In general, during the early stages (called "forming" and "storming") work groups need structure and a clear vision and mission statement. At this time, an autocratic leadership style is often most appropriate, although it's still best to get input from team members before the first group meeting. After group members become familiar with each other and start implementing their assignments (the "norming" and "performing" stages), a democratic leadership style is usually most effective.
Interpersonal trust (see my ISHN columns last March and April) is lowest during the first stage (forming) and highest during the fourth stage (performing). Understanding the stages of team-building enables leaders to set realistic expectations (teams do not really perform efficiently until the fourth stage), and allows team members to feel better about their meetings because they recognize the need to assume certain roles at each stage.
Stage 1 - FormingStructure and assertive leadership are important in the beginning. Group members are getting to know each other, and leaders must size up each member's role and potential influence in achieving the team's mission. Members begin to evaluate how much they can trust each other (discussed in my April 1998 ISHN article).
Stage 2 - StormingAfter a cordial beginning, the storming stage takes over. Team members now engage in debate, argument, conflict and basic power struggles. Interpersonal trust is questioned at this stage, as some members attempt to assert control or individual superiority. Some participants get frustrated and consider the meetings a waste of time. Strong leadership is needed at this stage to keep the group on track.
Stage 3 - NormingGroup members begin productive teamwork during the norming stage. They develop roles for working together, realize each others talents, and develop mutual trust and respect. Group cohesion grows as members begin to understand their own roles in the group process, and witness interdependency and synergy.
Stage 4 - PerformingHere a team realizes its most synergistic benefits. Team thinking, team behavior, and team loyalty are the norm. Individuals identify with the team and take pride in team accomplishments. Interdependency and interpersonal trust peaks during this stage, so much so that team members cover for one another even without request. Social loafing is not a problem, but 'burnout' is possible.
AdjourningI need to explain one final stage of group dynamics -- adjourning.
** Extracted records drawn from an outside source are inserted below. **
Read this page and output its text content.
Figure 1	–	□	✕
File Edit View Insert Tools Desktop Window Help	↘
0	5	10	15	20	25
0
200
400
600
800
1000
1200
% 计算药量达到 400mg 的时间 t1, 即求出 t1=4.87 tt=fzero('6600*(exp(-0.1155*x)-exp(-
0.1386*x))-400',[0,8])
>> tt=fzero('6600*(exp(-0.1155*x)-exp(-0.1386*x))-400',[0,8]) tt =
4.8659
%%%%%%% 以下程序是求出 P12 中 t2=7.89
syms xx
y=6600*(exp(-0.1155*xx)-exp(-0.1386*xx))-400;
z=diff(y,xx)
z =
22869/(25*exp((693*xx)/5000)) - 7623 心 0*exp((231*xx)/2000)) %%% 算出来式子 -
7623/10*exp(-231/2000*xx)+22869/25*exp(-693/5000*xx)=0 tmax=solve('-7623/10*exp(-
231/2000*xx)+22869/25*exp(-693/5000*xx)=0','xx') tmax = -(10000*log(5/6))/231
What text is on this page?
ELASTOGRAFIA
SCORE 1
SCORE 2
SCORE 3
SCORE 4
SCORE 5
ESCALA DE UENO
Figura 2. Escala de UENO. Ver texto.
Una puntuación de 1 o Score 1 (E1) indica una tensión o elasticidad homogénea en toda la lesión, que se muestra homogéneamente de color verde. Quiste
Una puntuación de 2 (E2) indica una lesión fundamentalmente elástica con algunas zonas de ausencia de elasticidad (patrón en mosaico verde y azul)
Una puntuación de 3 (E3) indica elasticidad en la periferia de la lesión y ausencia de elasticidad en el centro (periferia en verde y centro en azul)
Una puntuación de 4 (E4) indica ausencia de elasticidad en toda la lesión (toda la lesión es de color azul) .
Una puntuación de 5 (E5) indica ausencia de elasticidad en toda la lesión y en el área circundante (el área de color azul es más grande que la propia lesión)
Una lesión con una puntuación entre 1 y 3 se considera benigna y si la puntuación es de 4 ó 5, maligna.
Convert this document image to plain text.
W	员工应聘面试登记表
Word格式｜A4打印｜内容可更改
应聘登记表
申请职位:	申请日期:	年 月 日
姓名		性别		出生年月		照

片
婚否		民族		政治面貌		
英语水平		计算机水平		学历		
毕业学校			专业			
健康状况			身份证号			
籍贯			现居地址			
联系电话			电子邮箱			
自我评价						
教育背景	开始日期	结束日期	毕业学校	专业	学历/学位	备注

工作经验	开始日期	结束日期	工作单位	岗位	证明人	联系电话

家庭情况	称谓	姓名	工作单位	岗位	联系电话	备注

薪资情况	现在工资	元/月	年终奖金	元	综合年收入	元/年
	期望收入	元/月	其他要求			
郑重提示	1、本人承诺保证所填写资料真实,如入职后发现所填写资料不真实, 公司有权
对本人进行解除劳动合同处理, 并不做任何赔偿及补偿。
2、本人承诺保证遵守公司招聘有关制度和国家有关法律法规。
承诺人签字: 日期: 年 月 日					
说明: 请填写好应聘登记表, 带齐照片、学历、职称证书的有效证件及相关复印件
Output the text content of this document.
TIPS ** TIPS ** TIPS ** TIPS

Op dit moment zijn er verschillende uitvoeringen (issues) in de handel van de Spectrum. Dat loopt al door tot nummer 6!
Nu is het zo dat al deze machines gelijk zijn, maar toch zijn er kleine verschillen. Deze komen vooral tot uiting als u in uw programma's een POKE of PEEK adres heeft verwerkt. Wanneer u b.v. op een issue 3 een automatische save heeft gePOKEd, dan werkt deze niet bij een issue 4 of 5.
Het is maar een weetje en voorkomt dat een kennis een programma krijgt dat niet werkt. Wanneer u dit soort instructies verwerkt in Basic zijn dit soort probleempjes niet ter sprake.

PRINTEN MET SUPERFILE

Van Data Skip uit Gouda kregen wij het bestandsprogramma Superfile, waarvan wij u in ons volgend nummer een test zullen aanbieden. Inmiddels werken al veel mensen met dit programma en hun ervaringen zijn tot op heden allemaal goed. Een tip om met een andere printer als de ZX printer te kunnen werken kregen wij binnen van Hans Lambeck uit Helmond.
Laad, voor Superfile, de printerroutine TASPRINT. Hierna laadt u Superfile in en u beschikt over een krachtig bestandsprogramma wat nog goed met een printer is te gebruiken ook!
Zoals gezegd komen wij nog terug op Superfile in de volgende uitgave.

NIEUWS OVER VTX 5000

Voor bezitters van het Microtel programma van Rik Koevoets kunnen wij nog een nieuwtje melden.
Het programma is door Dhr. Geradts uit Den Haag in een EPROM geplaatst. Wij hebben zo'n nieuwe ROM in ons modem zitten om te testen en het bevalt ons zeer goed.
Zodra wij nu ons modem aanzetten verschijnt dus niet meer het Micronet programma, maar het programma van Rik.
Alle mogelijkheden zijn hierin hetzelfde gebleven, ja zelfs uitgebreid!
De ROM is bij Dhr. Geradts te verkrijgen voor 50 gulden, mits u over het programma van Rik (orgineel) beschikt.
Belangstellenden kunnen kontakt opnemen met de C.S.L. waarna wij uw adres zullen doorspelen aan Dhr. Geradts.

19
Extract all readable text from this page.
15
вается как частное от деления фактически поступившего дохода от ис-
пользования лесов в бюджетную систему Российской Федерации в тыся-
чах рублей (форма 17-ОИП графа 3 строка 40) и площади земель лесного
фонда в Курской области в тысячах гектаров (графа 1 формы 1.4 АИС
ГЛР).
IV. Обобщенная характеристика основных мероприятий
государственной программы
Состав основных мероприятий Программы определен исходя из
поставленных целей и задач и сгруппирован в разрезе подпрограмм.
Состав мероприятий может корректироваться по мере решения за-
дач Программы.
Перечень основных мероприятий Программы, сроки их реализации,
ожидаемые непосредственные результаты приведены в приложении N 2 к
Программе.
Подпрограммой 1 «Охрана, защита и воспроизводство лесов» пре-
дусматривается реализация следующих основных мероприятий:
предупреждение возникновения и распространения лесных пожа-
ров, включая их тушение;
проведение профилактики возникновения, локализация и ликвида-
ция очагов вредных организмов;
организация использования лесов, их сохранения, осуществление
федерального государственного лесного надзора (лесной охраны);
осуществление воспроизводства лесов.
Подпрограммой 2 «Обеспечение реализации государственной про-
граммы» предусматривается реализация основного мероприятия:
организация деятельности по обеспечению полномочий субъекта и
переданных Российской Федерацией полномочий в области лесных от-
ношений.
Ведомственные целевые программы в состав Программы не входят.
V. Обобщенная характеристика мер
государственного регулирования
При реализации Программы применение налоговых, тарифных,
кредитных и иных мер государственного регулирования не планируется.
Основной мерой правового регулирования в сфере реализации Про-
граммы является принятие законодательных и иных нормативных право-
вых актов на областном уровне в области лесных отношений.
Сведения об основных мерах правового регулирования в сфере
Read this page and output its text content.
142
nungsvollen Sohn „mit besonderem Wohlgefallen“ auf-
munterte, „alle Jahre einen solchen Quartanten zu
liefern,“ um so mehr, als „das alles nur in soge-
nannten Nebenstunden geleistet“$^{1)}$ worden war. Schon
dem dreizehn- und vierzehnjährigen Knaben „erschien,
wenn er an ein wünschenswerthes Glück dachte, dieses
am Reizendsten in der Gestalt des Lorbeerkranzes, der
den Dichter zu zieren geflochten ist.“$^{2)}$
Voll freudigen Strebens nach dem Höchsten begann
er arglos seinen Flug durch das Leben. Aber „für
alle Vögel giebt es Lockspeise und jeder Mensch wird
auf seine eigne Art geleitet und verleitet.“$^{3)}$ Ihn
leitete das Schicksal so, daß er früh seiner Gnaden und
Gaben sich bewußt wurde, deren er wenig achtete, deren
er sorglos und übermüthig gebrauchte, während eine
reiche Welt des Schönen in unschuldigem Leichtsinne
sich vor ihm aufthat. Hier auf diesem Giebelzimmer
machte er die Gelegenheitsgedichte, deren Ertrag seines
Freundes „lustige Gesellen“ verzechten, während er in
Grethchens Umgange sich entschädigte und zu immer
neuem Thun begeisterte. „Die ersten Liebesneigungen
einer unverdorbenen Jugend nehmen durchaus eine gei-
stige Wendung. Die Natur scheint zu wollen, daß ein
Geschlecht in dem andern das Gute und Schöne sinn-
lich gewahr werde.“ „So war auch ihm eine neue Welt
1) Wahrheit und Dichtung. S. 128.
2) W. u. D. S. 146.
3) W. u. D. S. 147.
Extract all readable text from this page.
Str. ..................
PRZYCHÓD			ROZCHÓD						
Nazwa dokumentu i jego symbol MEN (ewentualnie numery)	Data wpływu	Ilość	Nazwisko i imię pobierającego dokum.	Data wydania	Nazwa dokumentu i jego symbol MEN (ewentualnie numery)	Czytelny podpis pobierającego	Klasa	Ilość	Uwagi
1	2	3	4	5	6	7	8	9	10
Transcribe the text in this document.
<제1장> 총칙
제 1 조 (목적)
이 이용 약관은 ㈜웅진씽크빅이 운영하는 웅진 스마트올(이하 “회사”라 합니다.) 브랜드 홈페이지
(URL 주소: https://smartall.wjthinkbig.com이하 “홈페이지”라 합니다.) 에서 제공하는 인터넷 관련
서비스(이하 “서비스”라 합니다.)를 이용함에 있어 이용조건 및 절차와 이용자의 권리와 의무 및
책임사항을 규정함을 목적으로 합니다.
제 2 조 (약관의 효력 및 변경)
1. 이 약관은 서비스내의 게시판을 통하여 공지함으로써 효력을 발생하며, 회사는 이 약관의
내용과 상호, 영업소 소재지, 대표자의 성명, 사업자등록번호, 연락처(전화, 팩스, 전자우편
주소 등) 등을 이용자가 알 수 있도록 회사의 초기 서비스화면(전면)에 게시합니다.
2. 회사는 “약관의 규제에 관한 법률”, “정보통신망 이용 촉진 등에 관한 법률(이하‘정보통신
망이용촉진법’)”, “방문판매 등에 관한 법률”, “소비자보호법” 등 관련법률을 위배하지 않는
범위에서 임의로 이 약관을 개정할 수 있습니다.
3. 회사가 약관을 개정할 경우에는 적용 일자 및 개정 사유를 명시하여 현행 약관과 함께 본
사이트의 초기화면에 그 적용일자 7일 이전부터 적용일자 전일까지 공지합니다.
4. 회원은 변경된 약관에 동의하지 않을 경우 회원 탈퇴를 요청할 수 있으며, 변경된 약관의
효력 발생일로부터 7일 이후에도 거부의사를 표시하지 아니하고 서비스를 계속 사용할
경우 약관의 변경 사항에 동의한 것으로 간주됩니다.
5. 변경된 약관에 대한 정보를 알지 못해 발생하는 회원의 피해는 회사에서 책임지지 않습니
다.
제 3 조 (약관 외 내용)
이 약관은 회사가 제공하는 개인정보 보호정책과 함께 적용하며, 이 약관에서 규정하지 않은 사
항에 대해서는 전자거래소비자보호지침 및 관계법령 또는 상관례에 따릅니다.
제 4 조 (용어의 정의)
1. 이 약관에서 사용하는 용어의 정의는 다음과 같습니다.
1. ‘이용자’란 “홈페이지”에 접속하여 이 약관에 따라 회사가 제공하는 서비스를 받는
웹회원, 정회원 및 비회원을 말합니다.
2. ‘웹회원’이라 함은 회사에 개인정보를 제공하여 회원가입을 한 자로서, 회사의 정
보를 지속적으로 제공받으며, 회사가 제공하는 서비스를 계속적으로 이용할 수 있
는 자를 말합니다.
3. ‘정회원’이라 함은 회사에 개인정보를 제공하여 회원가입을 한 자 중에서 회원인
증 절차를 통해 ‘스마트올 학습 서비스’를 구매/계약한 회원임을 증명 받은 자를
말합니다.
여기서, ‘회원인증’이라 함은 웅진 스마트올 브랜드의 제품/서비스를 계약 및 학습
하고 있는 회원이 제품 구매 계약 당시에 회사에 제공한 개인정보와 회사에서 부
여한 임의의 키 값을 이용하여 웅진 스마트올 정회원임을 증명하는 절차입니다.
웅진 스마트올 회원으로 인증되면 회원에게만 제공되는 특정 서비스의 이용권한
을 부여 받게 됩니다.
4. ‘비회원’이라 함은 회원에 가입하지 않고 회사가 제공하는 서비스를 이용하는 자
This occurs when the group achieves its mission, celebrates its achievements, and possibly disbands. It's important for groups to realize when it's time to change their operation or membership. Group members might enjoy their fellowship so much they will resist changing membership. At this point, a team leader can facilitate a healthy transition to a new team mission, to a new team with the same mission, or to complete termination.
This fifth stage is really about transforming, rather than adjourning, for most -- if not all -- of the various behavior-based safety teams. Circumstances might allow you to combine teams or team missions. With less need for a formal safety incentive program, for example, an incentive/reward team could combine with the celebration team. An ergonomics team could be combined with an incident analysis team.
Changing company policies, priorities, or personnel might also require teams to be reorganized. But there will always be a need for teamwork around three critical functions:
1. Overseeing and reviewing behavior-based safety programs and processes (a safety steering team),
2. Observing work practices and providing feedback and coaching (an observation and feedback team), and
3. Holding people accountable for substituting safe for at-risk behavior (an accountability/motivation team).
When it comes to industrial safety, the fifth stage of team development is much more likely to be renewal, reorganization or transformation than adjournment.